Historical population
| Census | Pop. | Note | %± |
| 1820 | 4,012 |  | — |
| 1830 | 5,212 |  | 29.9% |
| 1840 | 5,652 |  | 8.4% |
| 1850 | 6,052 |  | 7.1% |
| 1860 | 5,623 |  | −7.1% |
| 1870 | 4,905 |  | −12.8% |
| 1880 | 5,025 |  | 2.4% |
| 1890 | 4,443 |  | −11.6% |
| 1900 | 4,137 |  | −6.9% |
| 1910 | 3,514 |  | −15.1% |
| 1920 | 3,030 |  | −13.8% |
| 1930 | 2,904 |  | −4.2% |
| 1940 | 2,949 |  | 1.5% |
| 1950 | 3,129 |  | 6.1% |
| 1960 | 3,209 |  | 2.6% |
| 1970 | 3,671 |  | 14.4% |
| 1980 | 3,793 |  | 3.3% |
| 1990 | 4,423 |  | 16.6% |
| 2000 | 4,854 |  | 9.7% |
| 2010 | 4,940 |  | 1.8% |
| 2020 | 4,916 |  | −0.5% |
| 2021 (est.) | 4,884 |  | −0.7% |
U.S. Decennial Census

== Communities and locations in the Town of Hector ==
- Bennettsburg - A hamlet on NY Route 79 in the southern part of the town. The community was once called "Hamburgh."
- Burdett - A village east of Seneca Lake on NY-79.
- Cat Elbow Corner - A hamlet at the northern town line.
- Cayutaville - A hamlet in the southeastern corner of the town on County Road 6.
- East Steamburg - A hamlet near the northern town line on County Road 1.
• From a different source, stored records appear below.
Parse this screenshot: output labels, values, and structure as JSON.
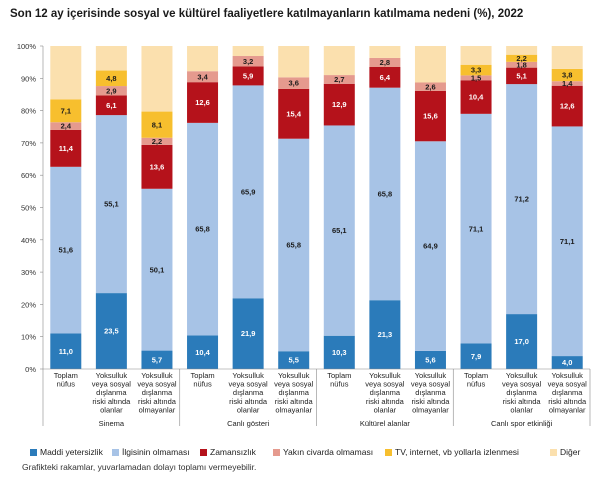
{
  "chart_data": {
    "type": "bar",
    "stacked": true,
    "title": "Son 12 ay içerisinde sosyal ve kültürel faaliyetlere katılmayanların katılmama nedeni (%), 2022",
    "ylim": [
      0,
      100
    ],
    "yticks": [
      "0%",
      "10%",
      "20%",
      "30%",
      "40%",
      "50%",
      "60%",
      "70%",
      "80%",
      "90%",
      "100%"
    ],
    "groups": [
      {
        "name": "Sinema",
        "start": 0,
        "count": 3
      },
      {
        "name": "Canlı gösteri",
        "start": 3,
        "count": 3
      },
      {
        "name": "Kültürel alanlar",
        "start": 6,
        "count": 3
      },
      {
        "name": "Canlı spor etkinliği",
        "start": 9,
        "count": 3
      }
    ],
    "categories": [
      "Toplam nüfus",
      "Yoksulluk veya sosyal dışlanma riski altında olanlar",
      "Yoksulluk veya sosyal dışlanma riski altında olmayanlar",
      "Toplam nüfus",
      "Yoksulluk veya sosyal dışlanma riski altında olanlar",
      "Yoksulluk veya sosyal dışlanma riski altında olmayanlar",
      "Toplam nüfus",
      "Yoksulluk veya sosyal dışlanma riski altında olanlar",
      "Yoksulluk veya sosyal dışlanma riski altında olmayanlar",
      "Toplam nüfus",
      "Yoksulluk veya sosyal dışlanma riski altında olanlar",
      "Yoksulluk veya sosyal dışlanma riski altında olmayanlar"
    ],
    "category_lines": [
      [
        "Toplam",
        "nüfus"
      ],
      [
        "Yoksulluk",
        "veya sosyal",
        "dışlanma",
        "riski altında",
        "olanlar"
      ],
      [
        "Yoksulluk",
        "veya sosyal",
        "dışlanma",
        "riski altında",
        "olmayanlar"
      ],
      [
        "Toplam",
        "nüfus"
      ],
      [
        "Yoksulluk",
        "veya sosyal",
        "dışlanma",
        "riski altında",
        "olanlar"
      ],
      [
        "Yoksulluk",
        "veya sosyal",
        "dışlanma",
        "riski altında",
        "olmayanlar"
      ],
      [
        "Toplam",
        "nüfus"
      ],
      [
        "Yoksulluk",
        "veya sosyal",
        "dışlanma",
        "riski altında",
        "olanlar"
      ],
      [
        "Yoksulluk",
        "veya sosyal",
        "dışlanma",
        "riski altında",
        "olmayanlar"
      ],
      [
        "Toplam",
        "nüfus"
      ],
      [
        "Yoksulluk",
        "veya sosyal",
        "dışlanma",
        "riski altında",
        "olanlar"
      ],
      [
        "Yoksulluk",
        "veya sosyal",
        "dışlanma",
        "riski altında",
        "olmayanlar"
      ]
    ],
    "series": [
      {
        "name": "Maddi yetersizlik",
        "color": "#2b7bba",
        "label_color": "#ffffff",
        "values": [
          11.0,
          23.5,
          5.7,
          10.4,
          21.9,
          5.5,
          10.3,
          21.3,
          5.6,
          7.9,
          17.0,
          4.0
        ]
      },
      {
        "name": "İlgisinin olmaması",
        "color": "#a7c3e6",
        "label_color": "#1a1a1a",
        "values": [
          51.6,
          55.1,
          50.1,
          65.8,
          65.9,
          65.8,
          65.1,
          65.8,
          64.9,
          71.1,
          71.2,
          71.1
        ]
      },
      {
        "name": "Zamansızlık",
        "color": "#b5121b",
        "label_color": "#ffffff",
        "values": [
          11.4,
          6.1,
          13.6,
          12.6,
          5.9,
          15.4,
          12.9,
          6.4,
          15.6,
          10.4,
          5.1,
          12.6
        ]
      },
      {
        "name": "Yakın civarda olmaması",
        "color": "#e59a8e",
        "label_color": "#1a1a1a",
        "values": [
          2.4,
          2.9,
          2.2,
          3.4,
          3.2,
          3.6,
          2.7,
          2.8,
          2.6,
          1.5,
          1.8,
          1.4
        ]
      },
      {
        "name": "TV, internet, vb yollarla izlenmesi",
        "color": "#f7bf2e",
        "label_color": "#1a1a1a",
        "values": [
          7.1,
          4.8,
          8.1,
          0,
          0,
          0,
          0,
          0,
          0,
          3.3,
          2.2,
          3.8
        ]
      },
      {
        "name": "Diğer",
        "color": "#fbe0ae",
        "label_color": "#1a1a1a",
        "values": [
          16.5,
          7.6,
          20.3,
          7.8,
          3.1,
          9.7,
          9.0,
          3.7,
          11.3,
          5.8,
          2.7,
          7.1
        ]
      }
    ],
    "hidden_labels": [
      "Diğer"
    ],
    "legend": "bottom",
    "grid": false,
    "footnote": "Grafikteki rakamlar, yuvarlamadan dolayı toplamı vermeyebilir."
  }
}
- Finger Lakes National Forest - A national forest in the north-central part of the town.
- Hector Falls Point - A projection into Seneca Lake, west of Burdett.
- Logan - A hamlet at the junction of County Roads 2 and 4 in the western part of Hector. The Logan Methodist Church was listed on the National Register of Historic Places in 2001.
- McIntyre Settlement - A former hamlet along County Road 6 between Strong and Culver roads, approximately one mile south of Mecklenburg.
- Mecklenburg - A hamlet at the junction of County Road 6 and NY-79 near the eastern town line.
- Perry City - A hamlet near the eastern town line by Routes NY-227 and NY-228.
- Reynoldsville - A hamlet on NY-227 near the center of the town.
- Searsburg - A hamlet in the northeastern corner of the town on County Road 1.
- Smith Valley - A hamlet on NY-228 in the southeastern part of the town.
- Valois - A hamlet north of Hector hamlet on NY-414 where Breakneck Creek flows into Seneca Lake (Valois, NY).